In the weeks following Easter, Christians observe “Eastertide,” a time of living into the resurrection. So far, in the biblical stories read in churches the last couple of Sundays, the disciples aren’t doing too well at manifesting resurrection reality. In one story, we find them locked away in a room out of fear. In another, they are walking along the road and don’t even recognize the resurrected Jesus when he starts walking and talking with them.
What keeps the disciples afraid? What makes them blind? Why do they keep slipping back into a mentality of fear and disbelief even after Jesus appeared to them?
Perhaps they felt blindsided. Already reeling from the crucifixion, still taking that in, they weren’t ready for the resurrection. Dreams shattered, hopes dashed with the crucifixion, they felt betrayed. They had believed Jesus was the Messiah, about to deliver them from the cruelty of the Roman occupation.
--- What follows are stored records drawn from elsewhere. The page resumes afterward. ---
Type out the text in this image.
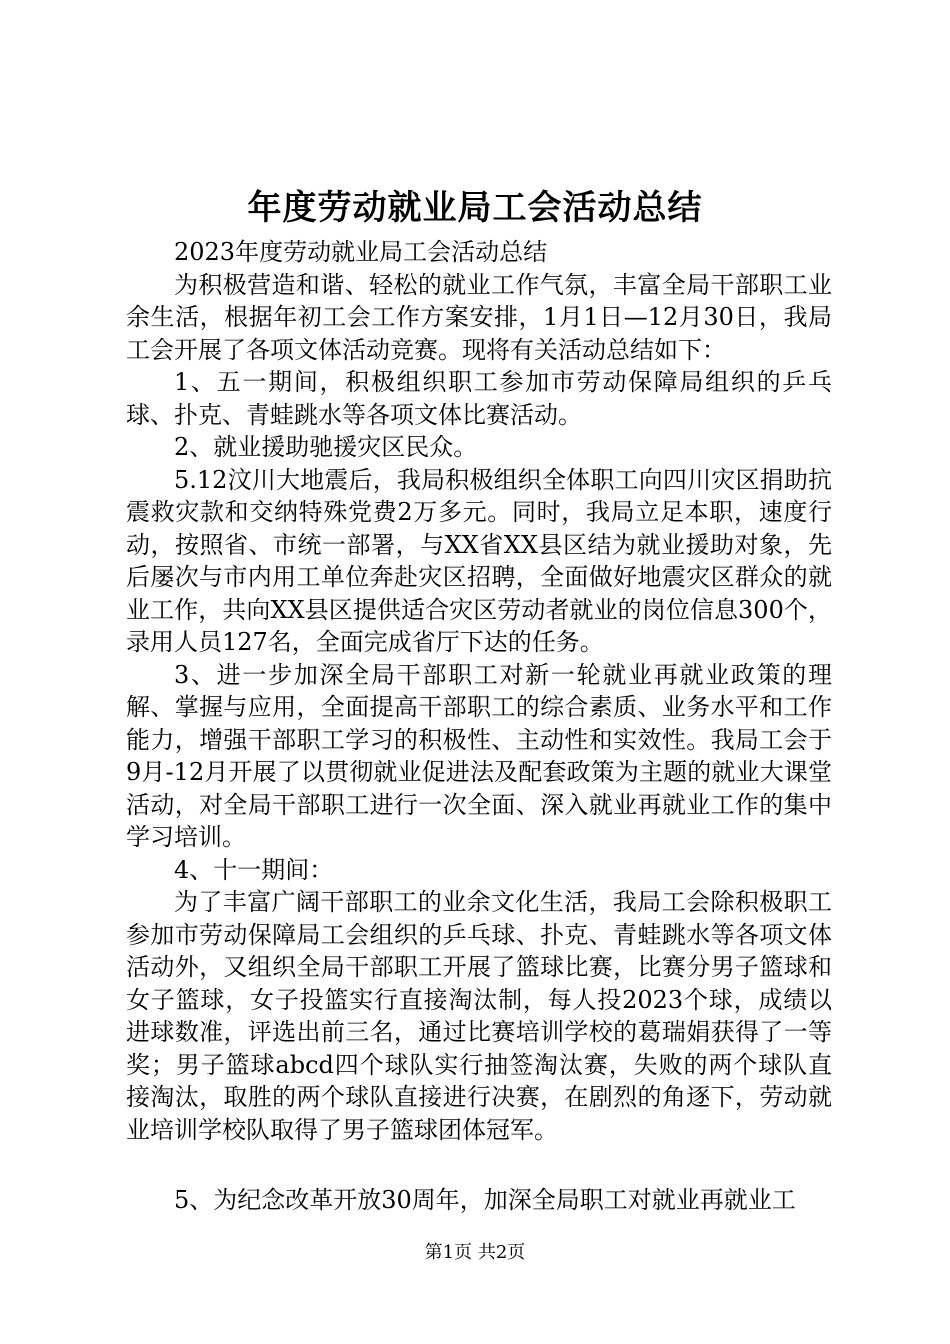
年度劳动就业局工会活动总结

2023年度劳动就业局工会活动总结

为积极营造和谐、轻松的就业工作气氛，丰富全局干部职工业余生活，根据年初工会工作方案安排，1月1日—12月30日，我局工会开展了各项文体活动竞赛。现将有关活动总结如下：

1、五一期间，积极组织职工参加市劳动保障局组织的乒乓球、扑克、青蛙跳水等各项文体比赛活动。

2、就业援助驰援灾区民众。

5.12汶川大地震后，我局积极组织全体职工向四川灾区捐助抗震救灾款和交纳特殊党费2万多元。同时，我局立足本职，速度行动，按照省、市统一部署，与XX省XX县区结为就业援助对象，先后屡次与市内用工单位奔赴灾区招聘，全面做好地震灾区群众的就业工作，共向XX县区提供适合灾区劳动者就业的岗位信息300个，录用人员127名，全面完成省厅下达的任务。

3、进一步加深全局干部职工对新一轮就业再就业政策的理解、掌握与应用，全面提高干部职工的综合素质、业务水平和工作能力，增强干部职工学习的积极性、主动性和实效性。我局工会于9月-12月开展了以贯彻就业促进法及配套政策为主题的就业大课堂活动，对全局干部职工进行一次全面、深入就业再就业工作的集中学习培训。

4、十一期间：

为了丰富广阔干部职工的业余文化生活，我局工会除积极职工参加市劳动保障局工会组织的乒乓球、扑克、青蛙跳水等各项文体活动外，又组织全局干部职工开展了篮球比赛，比赛分男子篮球和女子篮球，女子投篮实行直接淘汰制，每人投2023个球，成绩以进球数准，评选出前三名，通过比赛培训学校的葛瑞娟获得了一等奖；男子篮球abcd四个球队实行抽签淘汰赛，失败的两个球队直接淘汰，取胜的两个球队直接进行决赛，在剧烈的角逐下，劳动就业培训学校队取得了男子篮球团体冠军。

5、为纪念改革开放30周年，加深全局职工对就业再就业工

第1页 共2页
And then they witnessed the crucifixion.
Now this. Could they trust the resurrection? Their hurting hearts and confused minds struggled to make sense of it all. How could this be? Was Jesus a ghost? Perhaps they inwardly questioned: “Are you kidding me?” “Are you toying with us, Jesus?” “I won’t be tricked again.” “Fool me once, shame on you. . .”
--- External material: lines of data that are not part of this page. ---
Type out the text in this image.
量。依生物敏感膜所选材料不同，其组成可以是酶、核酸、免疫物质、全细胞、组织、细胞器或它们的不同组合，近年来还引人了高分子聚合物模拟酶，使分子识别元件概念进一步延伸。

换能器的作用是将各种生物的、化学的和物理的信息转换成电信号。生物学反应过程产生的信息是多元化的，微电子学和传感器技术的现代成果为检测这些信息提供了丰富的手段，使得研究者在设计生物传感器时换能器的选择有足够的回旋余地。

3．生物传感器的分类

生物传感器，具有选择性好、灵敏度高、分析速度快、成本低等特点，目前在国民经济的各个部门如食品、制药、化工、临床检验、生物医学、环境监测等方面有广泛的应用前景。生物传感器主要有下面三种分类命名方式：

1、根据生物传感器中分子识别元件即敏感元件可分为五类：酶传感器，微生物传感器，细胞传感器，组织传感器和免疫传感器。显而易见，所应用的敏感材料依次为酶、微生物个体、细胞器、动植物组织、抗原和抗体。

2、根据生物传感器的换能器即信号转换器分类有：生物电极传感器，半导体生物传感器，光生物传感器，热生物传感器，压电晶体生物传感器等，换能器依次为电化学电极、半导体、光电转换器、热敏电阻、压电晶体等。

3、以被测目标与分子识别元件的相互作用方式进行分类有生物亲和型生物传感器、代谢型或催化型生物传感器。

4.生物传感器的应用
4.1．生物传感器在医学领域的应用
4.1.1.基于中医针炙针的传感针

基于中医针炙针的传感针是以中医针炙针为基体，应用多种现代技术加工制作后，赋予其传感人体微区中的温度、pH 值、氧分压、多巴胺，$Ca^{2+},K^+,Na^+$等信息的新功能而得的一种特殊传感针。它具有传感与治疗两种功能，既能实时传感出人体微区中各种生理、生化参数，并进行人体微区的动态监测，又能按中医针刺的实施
Perhaps they tried to shut out the pain by retreating into reason. They tried to make logical sense of all that had transpired. And of course they couldn’t. The events defied rational explanation.
In this season of Eastertide as I observe the disciples, I’ve been reflecting on death and resurrection at Shalem, the organization I serve as executive director. We have been living with grief as we feel the impact of the cancellation of two pilgrimages and a major program, losing over 10% of our annual income. Furthermore, we feel the loss of being together in person as a staff, the loss of hugs and walks and good food together, the loss of staying at retreat centers in beautiful natural settings.
At the same time, we see resurrection and new life. We both grieve and welcome new life at the same time. When the leadership team for our Group Spiritual Direction program creatively re-envisioned the program, interest quadrupled. Our Young Adult Life and Leadership program also grew when the new format was announced. Over 60 have registered so far for our online clergy retreat. As other program leadership teams wrestle with loss while also listening for the new life that is emerging, they also experience grief and resurrection together. A wave of sadness washes over us when something reminds us of the in-person experience we won’t have this year. Then a wave of joy comes when creative juices flow and we see the potential for new life and energy in our re-envisioned program. Then the waves get all mixed up together, many emotions roiling around inside of us all at once.
Like the disciples, we are living in a time of experiencing death and resurrection together. Like the disciples we feel grief and hope, sadness and joy, anger and healing, sometimes in waves, sometimes all at the same time. Let us be gentle with ourselves and with one another as we go through the grieving process while also learning to live in resurrection.